A human rights group has called on the police and military to release the body of a female farmworker who was killed during a December 17 shootout in Baras, Rizal.
According to Karapatan, the Baras Municipal Police Station has refused to release Vilma Salabao’s remains to her bereaved family.
Salabao was one of the five farmworkers at a private mango farm in Barangay San Juan who had been tagged as communist rebels and shot dead by authorities.
The group identified the other slain farmworkers based on morgue records as Wesley Obmerga, Carlito Zonio, Jhonatan, and Niño Alberga.

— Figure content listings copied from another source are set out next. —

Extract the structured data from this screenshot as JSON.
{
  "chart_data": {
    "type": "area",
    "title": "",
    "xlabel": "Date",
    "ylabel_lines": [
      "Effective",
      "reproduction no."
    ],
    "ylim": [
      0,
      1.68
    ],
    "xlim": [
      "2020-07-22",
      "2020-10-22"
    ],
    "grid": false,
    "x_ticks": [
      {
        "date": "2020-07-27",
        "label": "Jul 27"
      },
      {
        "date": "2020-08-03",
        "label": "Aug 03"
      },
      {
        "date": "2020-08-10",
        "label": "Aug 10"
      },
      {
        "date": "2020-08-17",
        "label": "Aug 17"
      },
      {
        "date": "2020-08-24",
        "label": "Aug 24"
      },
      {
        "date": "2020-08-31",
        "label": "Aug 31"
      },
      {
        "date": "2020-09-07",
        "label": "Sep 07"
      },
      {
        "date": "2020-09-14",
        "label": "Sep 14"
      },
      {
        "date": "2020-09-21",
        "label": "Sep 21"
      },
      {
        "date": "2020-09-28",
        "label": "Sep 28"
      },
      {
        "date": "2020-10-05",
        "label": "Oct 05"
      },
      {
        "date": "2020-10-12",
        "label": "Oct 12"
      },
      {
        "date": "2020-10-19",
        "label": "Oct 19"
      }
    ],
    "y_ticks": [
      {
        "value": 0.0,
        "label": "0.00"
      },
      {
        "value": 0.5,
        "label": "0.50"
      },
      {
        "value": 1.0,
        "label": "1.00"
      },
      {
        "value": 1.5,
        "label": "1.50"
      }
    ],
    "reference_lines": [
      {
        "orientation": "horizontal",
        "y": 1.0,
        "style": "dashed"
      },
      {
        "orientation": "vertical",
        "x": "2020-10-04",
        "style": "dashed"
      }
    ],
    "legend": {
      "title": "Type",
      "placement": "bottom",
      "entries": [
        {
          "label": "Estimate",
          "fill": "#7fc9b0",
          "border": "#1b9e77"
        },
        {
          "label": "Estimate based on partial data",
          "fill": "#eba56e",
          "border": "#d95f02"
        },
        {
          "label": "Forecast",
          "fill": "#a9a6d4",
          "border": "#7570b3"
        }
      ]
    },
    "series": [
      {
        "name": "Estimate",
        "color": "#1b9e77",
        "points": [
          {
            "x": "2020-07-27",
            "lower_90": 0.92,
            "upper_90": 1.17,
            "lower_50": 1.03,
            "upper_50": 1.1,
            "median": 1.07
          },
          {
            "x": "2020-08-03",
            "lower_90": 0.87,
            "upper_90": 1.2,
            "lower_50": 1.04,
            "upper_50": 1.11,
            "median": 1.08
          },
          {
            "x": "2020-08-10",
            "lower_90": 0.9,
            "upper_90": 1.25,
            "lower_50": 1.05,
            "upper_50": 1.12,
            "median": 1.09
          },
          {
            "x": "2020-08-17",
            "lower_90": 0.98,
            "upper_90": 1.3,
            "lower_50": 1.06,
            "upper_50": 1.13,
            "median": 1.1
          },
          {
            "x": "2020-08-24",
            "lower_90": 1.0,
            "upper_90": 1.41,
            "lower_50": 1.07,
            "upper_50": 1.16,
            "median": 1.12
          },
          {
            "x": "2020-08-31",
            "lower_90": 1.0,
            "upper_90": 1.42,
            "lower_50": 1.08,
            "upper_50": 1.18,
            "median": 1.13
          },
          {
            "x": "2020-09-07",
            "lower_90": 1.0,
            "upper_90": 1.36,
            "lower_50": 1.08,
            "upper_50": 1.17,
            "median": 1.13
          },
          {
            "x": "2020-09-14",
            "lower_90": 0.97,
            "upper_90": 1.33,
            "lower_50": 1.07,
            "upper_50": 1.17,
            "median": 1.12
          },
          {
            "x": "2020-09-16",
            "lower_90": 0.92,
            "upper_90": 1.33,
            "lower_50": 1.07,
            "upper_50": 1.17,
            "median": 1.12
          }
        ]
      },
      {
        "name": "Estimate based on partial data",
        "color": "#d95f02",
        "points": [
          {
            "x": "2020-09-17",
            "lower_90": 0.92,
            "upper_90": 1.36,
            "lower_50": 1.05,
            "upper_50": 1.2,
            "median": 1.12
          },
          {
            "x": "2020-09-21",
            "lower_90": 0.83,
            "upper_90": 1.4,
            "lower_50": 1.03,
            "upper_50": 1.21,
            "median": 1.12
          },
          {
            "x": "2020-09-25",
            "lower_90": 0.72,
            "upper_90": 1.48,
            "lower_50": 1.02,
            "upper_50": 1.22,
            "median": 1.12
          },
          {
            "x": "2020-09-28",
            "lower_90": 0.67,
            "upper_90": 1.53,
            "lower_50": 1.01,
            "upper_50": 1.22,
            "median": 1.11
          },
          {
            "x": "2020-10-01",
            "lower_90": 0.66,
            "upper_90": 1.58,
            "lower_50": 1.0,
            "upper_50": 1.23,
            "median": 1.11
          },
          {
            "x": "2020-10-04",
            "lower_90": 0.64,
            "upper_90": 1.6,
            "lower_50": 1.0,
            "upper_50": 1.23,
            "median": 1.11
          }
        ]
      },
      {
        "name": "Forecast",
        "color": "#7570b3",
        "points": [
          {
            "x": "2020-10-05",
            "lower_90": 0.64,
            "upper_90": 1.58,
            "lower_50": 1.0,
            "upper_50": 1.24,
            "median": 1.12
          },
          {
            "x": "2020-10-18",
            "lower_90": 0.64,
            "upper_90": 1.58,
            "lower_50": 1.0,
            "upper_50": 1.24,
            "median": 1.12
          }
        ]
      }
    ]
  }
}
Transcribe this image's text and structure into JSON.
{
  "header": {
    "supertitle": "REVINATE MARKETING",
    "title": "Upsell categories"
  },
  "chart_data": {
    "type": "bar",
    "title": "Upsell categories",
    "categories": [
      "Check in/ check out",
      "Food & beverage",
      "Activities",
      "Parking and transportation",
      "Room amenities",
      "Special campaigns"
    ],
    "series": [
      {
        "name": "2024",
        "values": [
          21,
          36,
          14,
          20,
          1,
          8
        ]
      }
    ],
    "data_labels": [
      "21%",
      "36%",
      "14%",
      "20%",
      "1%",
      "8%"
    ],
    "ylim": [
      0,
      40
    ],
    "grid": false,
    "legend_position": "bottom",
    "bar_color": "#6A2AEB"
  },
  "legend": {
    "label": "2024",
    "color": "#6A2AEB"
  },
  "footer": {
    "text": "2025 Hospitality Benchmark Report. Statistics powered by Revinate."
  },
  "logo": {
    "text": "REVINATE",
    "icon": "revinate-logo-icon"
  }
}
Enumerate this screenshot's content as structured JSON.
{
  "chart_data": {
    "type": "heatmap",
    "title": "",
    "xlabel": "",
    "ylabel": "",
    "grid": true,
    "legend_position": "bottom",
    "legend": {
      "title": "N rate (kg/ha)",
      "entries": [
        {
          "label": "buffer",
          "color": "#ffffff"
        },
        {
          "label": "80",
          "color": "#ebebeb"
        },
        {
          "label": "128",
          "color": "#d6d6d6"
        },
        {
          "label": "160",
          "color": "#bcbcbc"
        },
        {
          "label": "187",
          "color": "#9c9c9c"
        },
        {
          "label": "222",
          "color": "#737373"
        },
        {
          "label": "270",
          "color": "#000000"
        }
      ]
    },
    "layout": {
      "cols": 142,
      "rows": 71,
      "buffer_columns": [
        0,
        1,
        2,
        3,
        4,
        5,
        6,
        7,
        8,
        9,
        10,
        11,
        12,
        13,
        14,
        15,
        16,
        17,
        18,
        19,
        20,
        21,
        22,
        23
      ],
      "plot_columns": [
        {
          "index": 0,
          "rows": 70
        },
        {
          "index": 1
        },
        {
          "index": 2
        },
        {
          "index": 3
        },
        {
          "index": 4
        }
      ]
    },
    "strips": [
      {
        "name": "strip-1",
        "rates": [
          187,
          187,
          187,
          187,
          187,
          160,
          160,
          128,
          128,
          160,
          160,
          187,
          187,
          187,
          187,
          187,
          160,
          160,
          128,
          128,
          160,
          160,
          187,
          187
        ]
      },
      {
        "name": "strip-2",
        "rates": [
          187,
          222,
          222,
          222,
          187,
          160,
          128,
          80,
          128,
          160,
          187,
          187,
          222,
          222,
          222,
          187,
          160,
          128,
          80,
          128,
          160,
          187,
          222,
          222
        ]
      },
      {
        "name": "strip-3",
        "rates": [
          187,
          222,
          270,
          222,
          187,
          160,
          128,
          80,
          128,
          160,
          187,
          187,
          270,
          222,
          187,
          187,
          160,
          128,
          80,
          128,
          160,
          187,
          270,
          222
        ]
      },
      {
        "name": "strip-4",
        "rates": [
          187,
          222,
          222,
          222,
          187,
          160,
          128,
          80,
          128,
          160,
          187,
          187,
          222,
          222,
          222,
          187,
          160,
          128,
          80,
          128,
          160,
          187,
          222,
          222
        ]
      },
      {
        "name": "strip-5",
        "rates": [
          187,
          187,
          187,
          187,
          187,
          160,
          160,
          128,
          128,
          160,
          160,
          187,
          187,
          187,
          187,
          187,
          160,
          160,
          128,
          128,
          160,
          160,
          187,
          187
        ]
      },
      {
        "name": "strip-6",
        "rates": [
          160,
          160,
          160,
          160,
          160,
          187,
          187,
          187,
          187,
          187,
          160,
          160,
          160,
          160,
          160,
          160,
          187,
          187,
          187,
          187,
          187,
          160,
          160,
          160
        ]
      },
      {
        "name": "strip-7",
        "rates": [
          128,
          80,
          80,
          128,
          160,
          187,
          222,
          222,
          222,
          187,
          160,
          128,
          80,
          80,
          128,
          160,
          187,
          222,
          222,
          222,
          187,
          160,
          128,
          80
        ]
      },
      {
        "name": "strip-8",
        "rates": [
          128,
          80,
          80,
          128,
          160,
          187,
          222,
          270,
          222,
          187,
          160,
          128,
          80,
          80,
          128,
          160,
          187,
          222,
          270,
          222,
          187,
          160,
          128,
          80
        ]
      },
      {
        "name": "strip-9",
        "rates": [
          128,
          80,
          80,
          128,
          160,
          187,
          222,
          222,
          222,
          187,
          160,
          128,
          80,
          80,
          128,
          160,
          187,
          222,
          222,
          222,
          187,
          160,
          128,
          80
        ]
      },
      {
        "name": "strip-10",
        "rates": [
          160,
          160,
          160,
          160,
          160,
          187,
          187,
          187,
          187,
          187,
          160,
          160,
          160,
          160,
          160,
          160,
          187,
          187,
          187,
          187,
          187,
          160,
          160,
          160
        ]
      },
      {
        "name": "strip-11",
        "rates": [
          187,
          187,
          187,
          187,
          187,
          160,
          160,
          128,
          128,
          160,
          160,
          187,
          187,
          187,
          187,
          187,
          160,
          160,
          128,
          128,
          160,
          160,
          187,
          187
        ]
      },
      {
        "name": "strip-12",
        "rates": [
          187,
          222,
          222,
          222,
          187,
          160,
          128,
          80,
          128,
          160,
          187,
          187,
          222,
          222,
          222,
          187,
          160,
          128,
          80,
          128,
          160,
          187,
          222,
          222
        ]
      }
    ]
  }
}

They were killed when joint police and military operatives went to the area to serve the warrant of arrest against Antonio Cule, an alleged finance officer of the New People’s Army (NPA), the armed wing of the Communist Party of the Philippine (CPP).
“We call on the police and the military to release Salabao’s remains and to let her family grieve for her death,” Karapatan secretary general Cristina Palabay said.
Karapatan’s local chapter in Southern Tagalog had sent a fact-finding mission to look into the killings of the five farmworkers in Baras.
Families of the four men had already recovered their bodies and buried them, but Salabao’s body remains at the morgue under police custody.
Karapatan said the bodies of the male farmworkers bore “signs of torture and mutilitation,” citing their teeth were removed and their hands pounded. The testicles of the Alberga brothers were also burned, it said.
Residents told the fact-finding mission team the victims cried for help upon arrival of the State forces, belying its claim of a shootout.
Palabay also said residents expressed surprise at accusations that the slain farmworkers were communist rebels.